One night in July of 2004, I was visiting my favorite colony of Odontomachus clarus, and I came across a single Odontomachus clarus standing still on a rock. As I looked more closely, I saw that this was actually a queen ant.
There were a couple of ways I could tell. For one thing, she had a cluster of three ocelli – simple eyes – in the center of her forehead. In Odontomachus, workers don’t have ocelli – only reproductives do.
From what I’ve read, ocelli are typically used in ants for navigation and for maintaining the correct flight attitude.
And speaking of flight, this ant also still had one of her wings. After mating, the queens land and break off their wings prior to beginning their life underground. This one had already broken off one wing.
Additionally, she was in an awkward pose in which she had her right front leg wrapped most of the way around her body. I’m not sure why she was tangled up like this. Was she using that front leg to remove her wing? It seems like a strange and ineffective way to do it…so maybe she had just gotten herself into an awkward pose somehow?
Her behavior was also strange. She was very passive, not attempting to run away, not struggling when I picked her up.
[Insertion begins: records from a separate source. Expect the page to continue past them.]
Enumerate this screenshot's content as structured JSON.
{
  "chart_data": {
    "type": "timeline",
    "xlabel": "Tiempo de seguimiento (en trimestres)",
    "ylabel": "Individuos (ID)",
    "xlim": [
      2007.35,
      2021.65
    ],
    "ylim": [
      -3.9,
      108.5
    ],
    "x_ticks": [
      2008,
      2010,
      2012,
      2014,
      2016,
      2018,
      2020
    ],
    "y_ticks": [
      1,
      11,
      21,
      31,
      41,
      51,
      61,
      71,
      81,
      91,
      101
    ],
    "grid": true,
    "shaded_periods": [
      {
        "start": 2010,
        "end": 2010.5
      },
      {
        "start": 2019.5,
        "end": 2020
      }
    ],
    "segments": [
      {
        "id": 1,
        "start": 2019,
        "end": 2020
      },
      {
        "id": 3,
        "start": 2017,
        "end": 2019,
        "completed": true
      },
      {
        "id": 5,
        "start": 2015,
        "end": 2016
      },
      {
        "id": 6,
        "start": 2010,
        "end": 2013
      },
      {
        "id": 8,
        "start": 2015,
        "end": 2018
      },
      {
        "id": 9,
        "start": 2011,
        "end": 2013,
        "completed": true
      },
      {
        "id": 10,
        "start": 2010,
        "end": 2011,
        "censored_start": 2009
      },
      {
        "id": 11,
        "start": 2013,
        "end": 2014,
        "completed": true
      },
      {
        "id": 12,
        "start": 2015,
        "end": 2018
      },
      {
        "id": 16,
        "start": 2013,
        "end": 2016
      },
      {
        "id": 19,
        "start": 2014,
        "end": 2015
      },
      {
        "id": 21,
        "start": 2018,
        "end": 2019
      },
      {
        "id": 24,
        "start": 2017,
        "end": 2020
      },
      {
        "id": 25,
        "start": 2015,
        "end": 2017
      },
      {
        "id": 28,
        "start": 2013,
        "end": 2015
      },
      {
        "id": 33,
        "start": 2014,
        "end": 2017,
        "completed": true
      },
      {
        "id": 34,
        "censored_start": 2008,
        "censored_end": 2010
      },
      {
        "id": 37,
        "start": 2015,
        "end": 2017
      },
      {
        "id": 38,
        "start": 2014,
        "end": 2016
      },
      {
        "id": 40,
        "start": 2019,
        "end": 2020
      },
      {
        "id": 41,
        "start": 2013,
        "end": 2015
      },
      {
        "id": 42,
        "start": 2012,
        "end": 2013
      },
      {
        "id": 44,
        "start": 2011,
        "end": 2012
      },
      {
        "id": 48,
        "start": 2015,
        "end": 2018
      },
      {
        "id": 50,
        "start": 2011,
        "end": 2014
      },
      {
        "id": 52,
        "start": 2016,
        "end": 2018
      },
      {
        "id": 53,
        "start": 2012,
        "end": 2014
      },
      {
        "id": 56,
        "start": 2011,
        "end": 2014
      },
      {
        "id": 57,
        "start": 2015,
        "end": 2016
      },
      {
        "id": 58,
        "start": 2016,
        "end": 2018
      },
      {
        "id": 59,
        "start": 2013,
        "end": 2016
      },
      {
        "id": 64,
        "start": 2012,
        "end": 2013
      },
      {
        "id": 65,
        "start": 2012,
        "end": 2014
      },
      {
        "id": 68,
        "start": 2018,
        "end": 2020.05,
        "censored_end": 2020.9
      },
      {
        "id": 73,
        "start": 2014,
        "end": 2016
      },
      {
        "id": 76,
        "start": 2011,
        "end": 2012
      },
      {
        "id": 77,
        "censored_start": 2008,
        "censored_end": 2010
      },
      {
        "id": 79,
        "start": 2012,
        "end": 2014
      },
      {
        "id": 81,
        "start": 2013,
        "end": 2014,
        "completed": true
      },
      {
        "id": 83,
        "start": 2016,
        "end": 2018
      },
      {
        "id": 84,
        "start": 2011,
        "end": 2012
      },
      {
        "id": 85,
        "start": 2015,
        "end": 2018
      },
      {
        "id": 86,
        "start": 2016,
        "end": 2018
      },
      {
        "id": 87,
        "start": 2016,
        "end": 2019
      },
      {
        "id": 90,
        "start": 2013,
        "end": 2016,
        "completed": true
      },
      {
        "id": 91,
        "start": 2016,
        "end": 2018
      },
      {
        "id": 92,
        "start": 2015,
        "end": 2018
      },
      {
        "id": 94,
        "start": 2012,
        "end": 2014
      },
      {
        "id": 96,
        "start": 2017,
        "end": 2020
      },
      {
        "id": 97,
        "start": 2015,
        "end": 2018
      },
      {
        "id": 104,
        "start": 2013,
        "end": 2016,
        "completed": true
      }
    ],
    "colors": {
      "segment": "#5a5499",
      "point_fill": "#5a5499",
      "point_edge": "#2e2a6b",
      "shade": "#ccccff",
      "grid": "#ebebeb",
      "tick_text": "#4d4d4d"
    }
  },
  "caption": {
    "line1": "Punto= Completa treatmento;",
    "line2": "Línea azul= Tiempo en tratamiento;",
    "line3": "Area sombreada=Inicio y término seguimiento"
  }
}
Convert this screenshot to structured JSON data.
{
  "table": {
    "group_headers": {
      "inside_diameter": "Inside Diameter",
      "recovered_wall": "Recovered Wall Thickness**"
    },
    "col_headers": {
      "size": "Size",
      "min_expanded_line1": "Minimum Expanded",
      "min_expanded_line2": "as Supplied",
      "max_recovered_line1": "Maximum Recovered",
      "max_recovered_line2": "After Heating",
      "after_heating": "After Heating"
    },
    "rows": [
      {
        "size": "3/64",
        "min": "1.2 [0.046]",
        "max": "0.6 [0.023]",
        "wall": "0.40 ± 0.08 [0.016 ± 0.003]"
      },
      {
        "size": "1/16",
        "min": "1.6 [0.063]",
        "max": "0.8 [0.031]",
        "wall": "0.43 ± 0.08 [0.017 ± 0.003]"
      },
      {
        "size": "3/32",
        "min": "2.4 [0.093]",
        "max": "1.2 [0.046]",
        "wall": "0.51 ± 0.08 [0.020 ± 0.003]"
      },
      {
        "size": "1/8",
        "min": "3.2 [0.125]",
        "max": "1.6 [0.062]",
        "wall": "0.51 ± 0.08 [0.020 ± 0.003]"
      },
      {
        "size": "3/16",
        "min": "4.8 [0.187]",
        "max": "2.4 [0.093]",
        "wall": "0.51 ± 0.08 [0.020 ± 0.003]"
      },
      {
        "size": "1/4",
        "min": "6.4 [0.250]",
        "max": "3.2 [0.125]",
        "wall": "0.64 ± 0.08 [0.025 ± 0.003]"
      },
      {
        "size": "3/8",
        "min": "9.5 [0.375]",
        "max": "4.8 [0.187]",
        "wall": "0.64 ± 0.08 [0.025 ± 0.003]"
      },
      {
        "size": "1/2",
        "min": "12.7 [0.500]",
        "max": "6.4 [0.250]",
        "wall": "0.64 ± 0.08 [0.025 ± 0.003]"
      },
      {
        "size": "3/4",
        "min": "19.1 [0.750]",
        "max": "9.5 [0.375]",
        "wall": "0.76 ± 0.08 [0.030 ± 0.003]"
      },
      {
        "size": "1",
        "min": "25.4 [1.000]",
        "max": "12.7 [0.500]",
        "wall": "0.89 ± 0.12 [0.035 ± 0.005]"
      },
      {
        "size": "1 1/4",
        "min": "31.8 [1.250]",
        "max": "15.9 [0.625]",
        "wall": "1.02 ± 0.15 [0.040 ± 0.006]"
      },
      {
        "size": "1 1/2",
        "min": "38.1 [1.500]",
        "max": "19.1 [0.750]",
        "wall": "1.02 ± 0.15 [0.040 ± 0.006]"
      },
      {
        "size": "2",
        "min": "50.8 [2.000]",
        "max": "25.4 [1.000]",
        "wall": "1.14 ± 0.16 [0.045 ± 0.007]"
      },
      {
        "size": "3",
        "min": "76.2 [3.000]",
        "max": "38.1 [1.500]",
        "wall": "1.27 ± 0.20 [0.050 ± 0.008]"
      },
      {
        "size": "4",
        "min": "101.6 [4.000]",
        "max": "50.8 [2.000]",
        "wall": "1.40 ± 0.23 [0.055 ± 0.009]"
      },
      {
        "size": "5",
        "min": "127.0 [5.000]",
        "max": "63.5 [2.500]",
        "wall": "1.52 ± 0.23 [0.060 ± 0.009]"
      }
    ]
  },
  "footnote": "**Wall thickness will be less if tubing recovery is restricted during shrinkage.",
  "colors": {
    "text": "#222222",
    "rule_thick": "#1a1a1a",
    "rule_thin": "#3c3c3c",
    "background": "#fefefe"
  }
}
I actually wondered if she was okay, if perhaps she had been injured? I was very concerned that the Odontomachus clarus workers living at this location might find and attack her.
I only lived a couple of hundred yards away from where I found her, so I put her in a vial and took her back to my house. When I got home, I released her into the rocks of our garden, near our back porch. She calmly walked into the rocks, and I didn’t see her again.
I’d wonder about her from time to time. Did she make it?
Then, a few months later, I noticed a handful of Odontomachus clarus workers walking around on our back porch. They were coming from underneath one of the rocks in the garden.
They were almost certainly the offspring from the queen! This was very cool. It was like a very fun form of gardening – plant a seed into the earth, then watch what grows from that patch of earth. In this case – it’s Trap-jawed Ants!
Looking back on the experience, I wonder if it was just sheer happenstance that I had found the queen near an existing Odontomachus clarus nest. According to AntWiki.org, Odontomachus clarus is at times polygynous – they can have more than one queen simultaneously. Sometimes there is a dominant queen, that supresses reproduction in the other queens. These other queens will sometimes act as regular workers.
Other times, there may be more than one reproductive in the nest at once.
So…what I wonder: Was it just chance that the queen I found was very close to an existing Odontomachus clarus nest? How likely is it that she was removing her wings preparatory to entering the existing nest, to see if the Odontomachus in the nest would accept her as an additional queen?
There are more things in heaven and earth…
Sources:
The AntWiki.org Odontomachus clarus page contains information on polygyny in Odontomachus clarus.